The Hagbeast reached down and pulled her dress over her head. She wore nothing underneath and the sharpness of her crotch burned his throat.

“Are you as strong as this?”

She slapped her dimpled saddlebag hips, ran her hands over rolls of hard fat stacked from groin to breast. Steven looked at her matted gray cunt and the blood sticking in clots to the insides of her thighs.

“Look at this mountain of flesh, Steven. Throw yourself against it. Have you ever calculated its weight? This is strength, you whining bucket of piss. This is what you must measure yourself against. It stands between you and everything you want and you’ll never get past it.”

Steven knew she was wrong and he wanted to spit it in her face. Lucy was going to open up like a tunnel and he would crawl through her into a world impossible for the Hagbeast to touch. But it was too early yet to strut this before Mama, she could still destroy it at a stroke. So he stayed quiet through her ranting.

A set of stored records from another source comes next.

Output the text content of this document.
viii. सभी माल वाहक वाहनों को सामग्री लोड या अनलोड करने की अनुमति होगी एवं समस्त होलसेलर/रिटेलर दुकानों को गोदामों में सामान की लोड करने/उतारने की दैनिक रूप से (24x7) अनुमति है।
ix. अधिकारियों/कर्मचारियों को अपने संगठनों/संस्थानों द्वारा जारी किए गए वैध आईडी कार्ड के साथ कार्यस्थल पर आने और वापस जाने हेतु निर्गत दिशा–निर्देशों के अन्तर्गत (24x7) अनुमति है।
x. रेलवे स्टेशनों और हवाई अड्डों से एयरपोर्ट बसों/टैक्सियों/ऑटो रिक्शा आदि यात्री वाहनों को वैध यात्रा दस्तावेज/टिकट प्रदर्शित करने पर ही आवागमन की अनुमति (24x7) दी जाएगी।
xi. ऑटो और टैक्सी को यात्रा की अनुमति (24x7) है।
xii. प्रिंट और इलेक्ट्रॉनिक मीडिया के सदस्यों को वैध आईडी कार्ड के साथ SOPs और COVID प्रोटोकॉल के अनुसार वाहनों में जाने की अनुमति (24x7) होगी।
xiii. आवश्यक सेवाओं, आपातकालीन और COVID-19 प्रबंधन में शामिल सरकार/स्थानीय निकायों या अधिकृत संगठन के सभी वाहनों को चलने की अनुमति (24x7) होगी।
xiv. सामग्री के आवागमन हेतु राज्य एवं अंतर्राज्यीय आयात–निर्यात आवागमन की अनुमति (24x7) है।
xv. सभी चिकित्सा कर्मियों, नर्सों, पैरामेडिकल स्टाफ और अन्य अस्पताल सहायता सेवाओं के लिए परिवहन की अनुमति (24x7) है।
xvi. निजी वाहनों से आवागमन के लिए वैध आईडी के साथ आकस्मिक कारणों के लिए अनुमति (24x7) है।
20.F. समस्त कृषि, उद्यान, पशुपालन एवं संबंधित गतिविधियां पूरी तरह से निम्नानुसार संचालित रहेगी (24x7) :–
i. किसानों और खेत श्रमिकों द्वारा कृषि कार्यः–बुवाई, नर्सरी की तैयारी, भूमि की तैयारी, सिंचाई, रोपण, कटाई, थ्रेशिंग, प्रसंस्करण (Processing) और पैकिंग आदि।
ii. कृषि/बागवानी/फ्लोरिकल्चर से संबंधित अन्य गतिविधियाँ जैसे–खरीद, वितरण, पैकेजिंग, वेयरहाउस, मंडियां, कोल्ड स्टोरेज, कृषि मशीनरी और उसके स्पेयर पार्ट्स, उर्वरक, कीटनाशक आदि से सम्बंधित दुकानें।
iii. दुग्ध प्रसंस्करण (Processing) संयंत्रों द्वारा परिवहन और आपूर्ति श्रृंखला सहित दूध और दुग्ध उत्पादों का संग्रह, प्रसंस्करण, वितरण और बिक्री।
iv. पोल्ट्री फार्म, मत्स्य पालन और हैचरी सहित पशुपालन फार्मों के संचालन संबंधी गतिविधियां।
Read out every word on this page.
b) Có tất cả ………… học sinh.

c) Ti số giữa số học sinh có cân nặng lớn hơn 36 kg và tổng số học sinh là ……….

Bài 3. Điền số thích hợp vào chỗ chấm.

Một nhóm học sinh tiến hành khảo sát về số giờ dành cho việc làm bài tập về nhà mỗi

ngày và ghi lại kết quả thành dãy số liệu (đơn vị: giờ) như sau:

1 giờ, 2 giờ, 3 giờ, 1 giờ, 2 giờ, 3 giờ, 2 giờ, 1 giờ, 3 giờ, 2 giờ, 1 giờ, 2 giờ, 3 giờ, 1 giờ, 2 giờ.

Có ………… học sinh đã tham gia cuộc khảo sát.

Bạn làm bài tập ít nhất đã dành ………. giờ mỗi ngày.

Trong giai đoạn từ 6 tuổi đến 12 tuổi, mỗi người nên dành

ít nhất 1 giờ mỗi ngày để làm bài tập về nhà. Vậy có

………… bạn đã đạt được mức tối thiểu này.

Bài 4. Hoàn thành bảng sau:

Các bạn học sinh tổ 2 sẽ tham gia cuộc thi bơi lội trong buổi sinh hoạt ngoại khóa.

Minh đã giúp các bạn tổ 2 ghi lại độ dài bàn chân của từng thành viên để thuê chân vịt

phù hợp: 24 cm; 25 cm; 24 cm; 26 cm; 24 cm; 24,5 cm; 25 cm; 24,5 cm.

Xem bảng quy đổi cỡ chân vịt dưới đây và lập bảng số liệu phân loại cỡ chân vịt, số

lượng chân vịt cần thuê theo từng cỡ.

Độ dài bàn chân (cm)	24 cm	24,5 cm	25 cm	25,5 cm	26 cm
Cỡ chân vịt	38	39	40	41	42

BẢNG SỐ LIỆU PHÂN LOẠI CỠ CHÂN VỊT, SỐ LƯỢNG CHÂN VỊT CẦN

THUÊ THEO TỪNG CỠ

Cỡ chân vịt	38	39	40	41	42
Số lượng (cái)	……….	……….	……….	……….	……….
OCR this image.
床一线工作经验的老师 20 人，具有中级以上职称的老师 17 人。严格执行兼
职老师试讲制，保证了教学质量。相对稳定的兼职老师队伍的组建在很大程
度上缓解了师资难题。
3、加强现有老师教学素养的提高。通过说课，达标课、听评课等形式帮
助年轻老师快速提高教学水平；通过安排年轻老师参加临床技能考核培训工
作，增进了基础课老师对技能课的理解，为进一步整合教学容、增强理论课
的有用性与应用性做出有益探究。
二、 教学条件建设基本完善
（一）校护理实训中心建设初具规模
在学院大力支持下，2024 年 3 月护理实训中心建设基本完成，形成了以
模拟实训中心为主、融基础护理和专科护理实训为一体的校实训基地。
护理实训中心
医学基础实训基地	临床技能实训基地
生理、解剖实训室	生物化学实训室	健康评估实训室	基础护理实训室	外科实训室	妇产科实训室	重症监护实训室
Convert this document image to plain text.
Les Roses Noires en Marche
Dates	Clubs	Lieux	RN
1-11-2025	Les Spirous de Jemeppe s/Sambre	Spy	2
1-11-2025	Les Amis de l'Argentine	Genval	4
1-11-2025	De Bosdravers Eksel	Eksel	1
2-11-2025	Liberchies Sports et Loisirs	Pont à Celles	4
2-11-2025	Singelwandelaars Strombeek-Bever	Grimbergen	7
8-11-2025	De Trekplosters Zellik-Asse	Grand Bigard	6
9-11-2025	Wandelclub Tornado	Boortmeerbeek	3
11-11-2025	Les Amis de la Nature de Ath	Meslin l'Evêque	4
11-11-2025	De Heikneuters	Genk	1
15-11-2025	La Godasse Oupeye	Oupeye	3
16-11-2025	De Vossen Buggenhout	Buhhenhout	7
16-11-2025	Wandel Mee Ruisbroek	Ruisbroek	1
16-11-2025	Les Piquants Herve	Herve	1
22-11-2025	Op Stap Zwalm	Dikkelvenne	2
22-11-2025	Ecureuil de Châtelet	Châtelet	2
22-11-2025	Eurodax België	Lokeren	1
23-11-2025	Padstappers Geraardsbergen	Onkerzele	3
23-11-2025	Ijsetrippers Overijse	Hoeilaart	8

Later, in his room, the shit in his belly made him sick and he lay curled around Dog on the floor by the bed. Dog licked sweat from his master’s forehead and whimpered at his shiverings. Steven felt the animal’s nuzzlings through the gauze of his pain and dreamed he was somewhere underground with the velvet lips of a cow against his neck. In his fever he merged with it, knowing its thoughts, its fears, and the timeless species-desire for a place where men never came.

At dawn he was able to rise, pale and drained, and Dog yelped with joy and gave thanks to Dog God that there was still something left to love.

In the hall, as he left the flat, splashes of the Hagbeast’s vomit bloomed on the floor from the kitchen to her room, like flowers of hope. Steven felt good when he saw them.